The one set of files that had me stumped was the massive HTML resources he has hand-coded for decades now. Gary has been doing some really impressive work cataloguing old Fredericksburg newspapers, wills, insurance records, land records, etc. It an impressive legacy, and it needs to be cared for. It’s one of those niche archives that don’t necessarily have wide-spread interest, but tell a particular story of a place through artifacts and data. Anyway, many of the URLs in these HTML files where hardcoded, which could mean a ton of manual labor updating thousands of files. So I asked the oracle Tim Owens if there were any find and replace features on linux. He responded, “anything is possible in linux.” And that is why we are partners, that is the answer you get from real genius 🙂 He pointed me to the following post “Replace a String in Multiple Files in Linux Using Grep and Sed.” And, as it turns out, you can indeed find and replace a string of characters like umwmhisp.org an swap them out with stanton1946.com across thousands of files in a directory within seconds. So amazing.

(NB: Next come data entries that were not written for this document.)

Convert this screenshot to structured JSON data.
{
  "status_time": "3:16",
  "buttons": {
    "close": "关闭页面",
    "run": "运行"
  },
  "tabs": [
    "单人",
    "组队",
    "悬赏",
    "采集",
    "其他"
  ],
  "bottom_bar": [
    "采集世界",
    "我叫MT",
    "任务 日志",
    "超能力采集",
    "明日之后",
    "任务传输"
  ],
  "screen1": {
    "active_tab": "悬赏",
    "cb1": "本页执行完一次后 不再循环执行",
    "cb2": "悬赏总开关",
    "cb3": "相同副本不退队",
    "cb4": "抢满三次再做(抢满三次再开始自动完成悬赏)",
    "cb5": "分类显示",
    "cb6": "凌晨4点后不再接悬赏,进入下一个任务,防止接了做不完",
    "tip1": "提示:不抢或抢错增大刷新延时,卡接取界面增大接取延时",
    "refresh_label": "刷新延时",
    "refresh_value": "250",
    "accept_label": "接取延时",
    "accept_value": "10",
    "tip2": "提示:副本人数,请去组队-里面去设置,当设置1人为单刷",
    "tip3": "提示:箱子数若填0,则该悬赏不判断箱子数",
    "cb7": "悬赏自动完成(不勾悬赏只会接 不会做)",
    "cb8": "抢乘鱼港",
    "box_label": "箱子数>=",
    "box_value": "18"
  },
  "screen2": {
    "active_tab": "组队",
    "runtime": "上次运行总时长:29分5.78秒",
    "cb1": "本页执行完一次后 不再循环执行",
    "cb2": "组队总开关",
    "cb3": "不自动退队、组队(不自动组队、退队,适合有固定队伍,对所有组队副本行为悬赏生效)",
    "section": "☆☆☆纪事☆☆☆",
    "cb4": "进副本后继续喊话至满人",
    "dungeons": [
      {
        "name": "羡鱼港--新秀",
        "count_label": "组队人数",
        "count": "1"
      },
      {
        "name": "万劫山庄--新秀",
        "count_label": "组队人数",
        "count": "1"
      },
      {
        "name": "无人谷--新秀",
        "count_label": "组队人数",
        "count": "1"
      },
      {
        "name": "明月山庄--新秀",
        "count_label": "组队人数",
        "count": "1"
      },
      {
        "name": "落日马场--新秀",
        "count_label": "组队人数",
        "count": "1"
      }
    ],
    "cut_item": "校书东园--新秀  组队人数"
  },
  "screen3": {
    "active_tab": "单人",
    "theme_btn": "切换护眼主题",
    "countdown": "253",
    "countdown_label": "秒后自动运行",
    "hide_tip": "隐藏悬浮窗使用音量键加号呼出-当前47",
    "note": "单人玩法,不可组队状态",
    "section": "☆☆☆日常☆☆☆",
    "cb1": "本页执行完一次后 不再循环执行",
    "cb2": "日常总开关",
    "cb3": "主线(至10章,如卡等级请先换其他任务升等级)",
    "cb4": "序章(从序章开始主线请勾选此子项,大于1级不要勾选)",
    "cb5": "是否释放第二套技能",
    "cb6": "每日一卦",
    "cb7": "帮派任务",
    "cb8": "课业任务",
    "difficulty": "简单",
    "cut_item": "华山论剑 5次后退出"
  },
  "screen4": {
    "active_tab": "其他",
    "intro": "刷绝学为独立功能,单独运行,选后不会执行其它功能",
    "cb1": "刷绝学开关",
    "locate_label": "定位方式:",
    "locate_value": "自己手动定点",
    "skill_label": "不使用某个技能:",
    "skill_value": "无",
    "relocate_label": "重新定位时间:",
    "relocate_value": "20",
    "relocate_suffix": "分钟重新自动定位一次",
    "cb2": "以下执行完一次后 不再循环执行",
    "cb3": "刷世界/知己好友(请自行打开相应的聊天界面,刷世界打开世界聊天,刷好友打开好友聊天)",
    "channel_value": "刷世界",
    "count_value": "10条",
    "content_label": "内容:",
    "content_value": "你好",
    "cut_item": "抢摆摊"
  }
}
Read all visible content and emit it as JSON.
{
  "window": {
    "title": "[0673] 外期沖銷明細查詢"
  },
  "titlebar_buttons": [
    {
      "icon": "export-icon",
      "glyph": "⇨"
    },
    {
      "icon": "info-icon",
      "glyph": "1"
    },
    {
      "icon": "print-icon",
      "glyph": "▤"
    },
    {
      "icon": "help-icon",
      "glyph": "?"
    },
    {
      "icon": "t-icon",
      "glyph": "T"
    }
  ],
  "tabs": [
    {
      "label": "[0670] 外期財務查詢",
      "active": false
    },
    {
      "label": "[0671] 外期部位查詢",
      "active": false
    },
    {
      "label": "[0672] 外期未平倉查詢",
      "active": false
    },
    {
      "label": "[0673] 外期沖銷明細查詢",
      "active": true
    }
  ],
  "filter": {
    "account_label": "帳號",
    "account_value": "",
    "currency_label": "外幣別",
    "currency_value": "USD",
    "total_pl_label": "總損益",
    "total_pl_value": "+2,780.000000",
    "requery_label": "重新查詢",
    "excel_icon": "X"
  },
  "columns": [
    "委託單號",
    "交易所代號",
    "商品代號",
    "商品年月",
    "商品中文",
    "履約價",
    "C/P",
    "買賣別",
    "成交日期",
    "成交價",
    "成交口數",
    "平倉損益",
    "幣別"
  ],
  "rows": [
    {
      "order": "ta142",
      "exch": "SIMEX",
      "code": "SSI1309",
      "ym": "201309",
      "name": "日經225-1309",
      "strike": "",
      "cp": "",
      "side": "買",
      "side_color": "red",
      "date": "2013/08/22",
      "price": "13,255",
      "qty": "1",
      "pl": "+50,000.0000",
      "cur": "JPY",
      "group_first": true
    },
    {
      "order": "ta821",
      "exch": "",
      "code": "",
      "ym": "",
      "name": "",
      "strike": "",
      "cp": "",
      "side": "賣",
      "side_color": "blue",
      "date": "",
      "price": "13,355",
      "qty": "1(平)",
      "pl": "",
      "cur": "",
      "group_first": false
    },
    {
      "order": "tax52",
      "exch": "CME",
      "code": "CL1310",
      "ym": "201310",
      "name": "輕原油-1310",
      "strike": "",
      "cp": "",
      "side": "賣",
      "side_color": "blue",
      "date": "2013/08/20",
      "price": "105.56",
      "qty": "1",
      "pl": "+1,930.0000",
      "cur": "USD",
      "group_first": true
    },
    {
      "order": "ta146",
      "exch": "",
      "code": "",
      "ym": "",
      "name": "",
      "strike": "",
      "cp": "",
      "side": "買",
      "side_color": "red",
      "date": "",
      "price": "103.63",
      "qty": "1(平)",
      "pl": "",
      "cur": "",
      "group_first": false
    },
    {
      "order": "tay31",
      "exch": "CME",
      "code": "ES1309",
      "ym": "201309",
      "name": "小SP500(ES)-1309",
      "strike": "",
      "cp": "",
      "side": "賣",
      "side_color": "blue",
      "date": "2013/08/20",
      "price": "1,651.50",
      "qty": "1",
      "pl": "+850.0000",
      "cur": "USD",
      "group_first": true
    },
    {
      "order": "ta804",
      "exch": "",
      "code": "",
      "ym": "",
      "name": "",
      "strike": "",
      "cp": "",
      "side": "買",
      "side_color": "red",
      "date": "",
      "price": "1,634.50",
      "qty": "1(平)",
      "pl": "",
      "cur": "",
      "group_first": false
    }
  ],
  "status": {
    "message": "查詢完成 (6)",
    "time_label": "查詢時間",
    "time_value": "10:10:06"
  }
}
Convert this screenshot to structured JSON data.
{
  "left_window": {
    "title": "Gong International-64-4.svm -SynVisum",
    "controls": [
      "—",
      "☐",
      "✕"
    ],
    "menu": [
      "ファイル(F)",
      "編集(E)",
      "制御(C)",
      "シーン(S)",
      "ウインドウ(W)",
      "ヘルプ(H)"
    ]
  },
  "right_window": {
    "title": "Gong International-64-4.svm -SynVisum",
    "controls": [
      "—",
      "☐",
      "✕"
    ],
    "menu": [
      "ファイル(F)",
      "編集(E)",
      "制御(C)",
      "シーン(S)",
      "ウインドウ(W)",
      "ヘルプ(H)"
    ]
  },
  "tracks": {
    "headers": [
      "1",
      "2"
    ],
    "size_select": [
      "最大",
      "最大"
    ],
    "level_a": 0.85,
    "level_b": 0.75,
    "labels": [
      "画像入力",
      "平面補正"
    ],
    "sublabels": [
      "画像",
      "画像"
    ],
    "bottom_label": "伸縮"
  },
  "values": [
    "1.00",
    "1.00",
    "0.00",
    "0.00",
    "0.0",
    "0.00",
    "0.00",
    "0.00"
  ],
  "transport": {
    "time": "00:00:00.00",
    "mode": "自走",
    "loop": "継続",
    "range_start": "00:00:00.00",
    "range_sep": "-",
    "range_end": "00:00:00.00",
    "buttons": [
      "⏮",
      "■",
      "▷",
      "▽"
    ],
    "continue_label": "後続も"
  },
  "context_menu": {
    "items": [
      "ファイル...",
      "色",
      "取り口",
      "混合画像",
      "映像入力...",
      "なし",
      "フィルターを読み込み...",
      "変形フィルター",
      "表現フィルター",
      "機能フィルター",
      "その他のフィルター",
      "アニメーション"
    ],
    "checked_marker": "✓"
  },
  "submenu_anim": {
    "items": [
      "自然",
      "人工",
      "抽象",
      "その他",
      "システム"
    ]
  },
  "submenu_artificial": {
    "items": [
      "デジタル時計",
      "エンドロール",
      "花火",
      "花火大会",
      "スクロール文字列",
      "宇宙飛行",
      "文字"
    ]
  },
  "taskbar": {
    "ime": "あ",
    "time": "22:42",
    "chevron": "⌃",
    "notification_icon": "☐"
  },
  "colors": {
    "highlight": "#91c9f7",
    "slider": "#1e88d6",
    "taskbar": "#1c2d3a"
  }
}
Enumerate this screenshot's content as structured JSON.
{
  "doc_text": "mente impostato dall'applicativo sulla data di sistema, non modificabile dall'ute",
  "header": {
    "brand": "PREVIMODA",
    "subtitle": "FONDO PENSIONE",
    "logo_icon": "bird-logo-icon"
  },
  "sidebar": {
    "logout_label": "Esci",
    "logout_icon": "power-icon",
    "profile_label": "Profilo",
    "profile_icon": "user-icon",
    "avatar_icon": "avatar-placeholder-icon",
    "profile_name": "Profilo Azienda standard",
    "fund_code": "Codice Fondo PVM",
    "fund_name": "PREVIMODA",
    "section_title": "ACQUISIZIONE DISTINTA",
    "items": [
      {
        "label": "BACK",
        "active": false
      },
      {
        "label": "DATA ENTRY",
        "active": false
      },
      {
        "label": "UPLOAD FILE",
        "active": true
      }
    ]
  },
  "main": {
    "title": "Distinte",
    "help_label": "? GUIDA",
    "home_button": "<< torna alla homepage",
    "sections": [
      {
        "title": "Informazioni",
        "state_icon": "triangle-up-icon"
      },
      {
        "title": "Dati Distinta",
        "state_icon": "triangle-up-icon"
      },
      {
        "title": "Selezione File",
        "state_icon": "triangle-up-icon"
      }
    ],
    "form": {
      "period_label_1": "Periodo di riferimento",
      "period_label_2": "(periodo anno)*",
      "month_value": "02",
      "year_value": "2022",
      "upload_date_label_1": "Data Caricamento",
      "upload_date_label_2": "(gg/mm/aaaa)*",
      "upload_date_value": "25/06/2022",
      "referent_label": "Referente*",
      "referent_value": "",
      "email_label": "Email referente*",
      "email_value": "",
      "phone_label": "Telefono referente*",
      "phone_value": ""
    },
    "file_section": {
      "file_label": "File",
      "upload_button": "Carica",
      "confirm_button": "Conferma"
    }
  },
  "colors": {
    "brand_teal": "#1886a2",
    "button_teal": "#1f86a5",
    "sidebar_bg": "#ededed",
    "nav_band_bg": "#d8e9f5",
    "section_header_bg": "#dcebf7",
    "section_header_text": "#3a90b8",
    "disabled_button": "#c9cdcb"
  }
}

After reading the post, I used the following code to replace umwhisp.org with stanton1946.com across multiple files:
grep -rl umwhisp.org ./resources | xargs sed -i 's/umwhisp.org/stanton1946.com/g'
And with that line of code tons of historical data about Fredericksburg was preserved for the web. In my mind this is exactly what Reclaim Hosting is about, keeping the vernacular culture of the web up and running one account at a time!
Command line commando!
FWIW this is one of the reasons I still use the first text editor I started with in 1993, BB Edit- you can do grep search and replace across multiple files, directories (more or less what you do there). I’ve done it to update hundreds of files at once. It has saved my butt on many occasions.
Also useful is find and replace in MySQL databases http://www.electrictoolbox.com/mysql-find-replace-text/
xargs for the win,
That thing does some HEAVY lifting when you know 1.)what it is and 2.)how it works.
Eric,
Exactly, and thanks to Tim I learned both right quick 🙂